Saturday, August 18, 2012

Eagle Tower, gas chamber, Taco Bell

My son, Christopher, is in basic training until Nov. 2 at Fort Benning. (He's the one pulling down on the large round thing in the photo.) I'm sharing his letters home for all those who have said they want to follow what he's doing.

Aug. 5, 2012
Hello everyone,

Friday marked the end of Week 1 of basic training. I'm now a third of the way done with Red Phase as well.

Monday we did an obstacle course but it was the kind where you're given different items and you have to take them across obstacles over water. Our next day we did a crawling-under-barbed-wire-in-mud-type of obstacle course, and it was raining so we were drenched, muddy and sandy. And then we had to march 3 miles home so that gave us a good taste of infantry life.

The next day we got to repel off Eagle Tower. What that is, is a huge, 80-foot wooden tower that you repel off, and that was a lot of fun but scary on that initial step over the wall. Friday we went to the gas chamber. Before I explain, the videos do it no justice as to how much the chamber sucks. So when you walk in, you have your gas mask on but you feel the gas irritate the back of your neck. That irritation starts then to feel like someone pouring boiling water down your neck. The drill sergeants then have you life up your mask and say your last name and last four social digits. They do this so you can put the mask back on and properly clear it. They then have everyone take their masks off completely, which brings that boiling feeling to your whole face, your eyes and lungs. After proceeding out the door and breathing fresh air you return back to normal. It's not as bad as it sounds. I just don't want to do it again.

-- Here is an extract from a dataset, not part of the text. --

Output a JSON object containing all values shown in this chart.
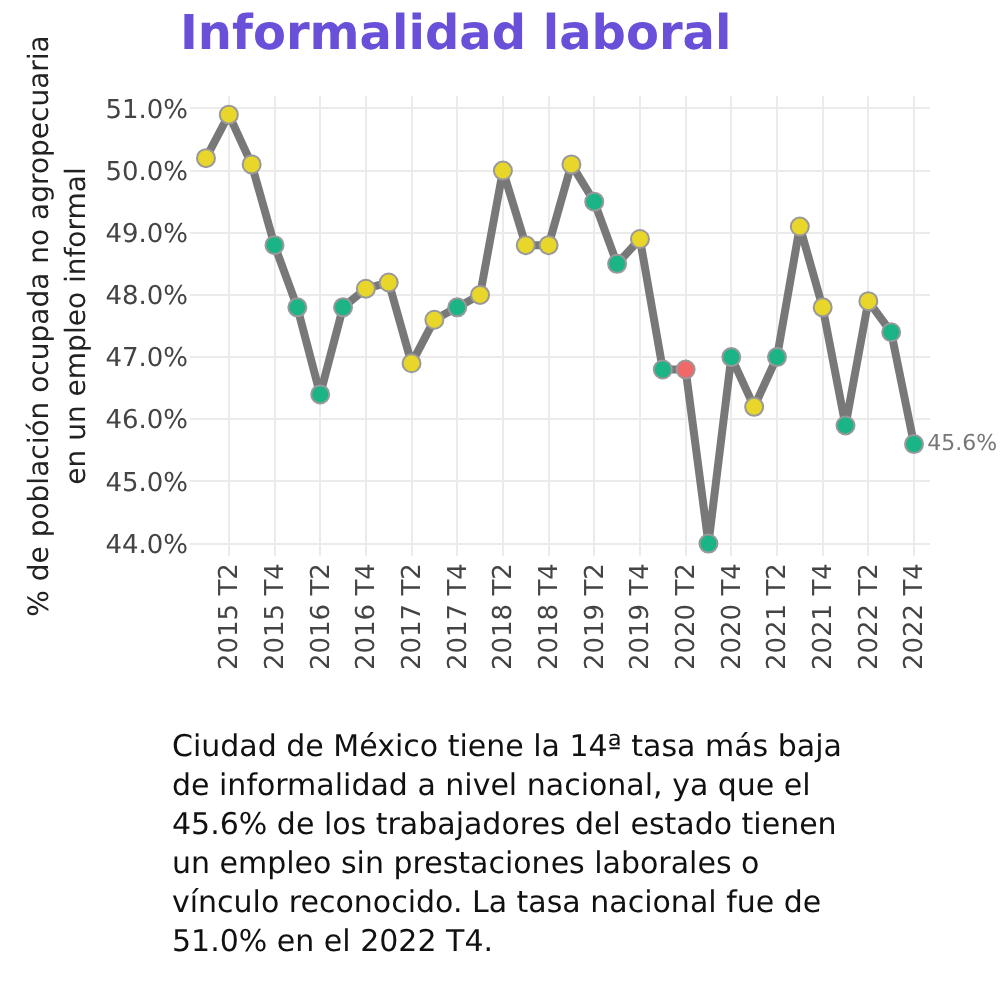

Finally Saturday we had a 2-mile run and we started MACP (pronounced Mack-Pee). It stands for Modern Army Combatives Program. We got to wrestle other people in our platoon and I did very well.

On another note, though, today is Sunday, which is nice because there's no PT (physical training) so you get a chance to relax and write some letters. Thank you for the lengthy letters. It's an awesome feeling receiving mail.

You asked what a typical day here is like. You wake up at 4:30 a.m. (except Sundays at 5:30, which honestly now is sleeping in). First formation is around 5:15. We then do 1.5-2 hours of PT, come back and change, then eat breakfast. After that we do our training for the day, come back to evening chow or dinner then we clean the outside areas up, then our barracks. I didn't mention lunch but we get that, too. If we're lucky, we get some personal time; it's usually 10-15 minutes. When I get more personal time I will write more. Let everyone know, too, to write me. We don't have to do push-ups for mail or anything so the more the better. It's not too bad overall here but it can be pretty stressful so mail is nice.

I've decided that when I graduate the first thing I've doing is going to Taco Bell. Once we're back in Indiana I really want to go to El Camino. For some reason Mexican food sounds constantly appealing to me.

Also, so you have it in writing: If the oil needs changed on my car, use Pennzoil Ultra 5w-20.

That's everything I can think of for now though so I hope everyone is doing well at home. Time is flying by here. I miss home but I'm doing great. Take care. I love you!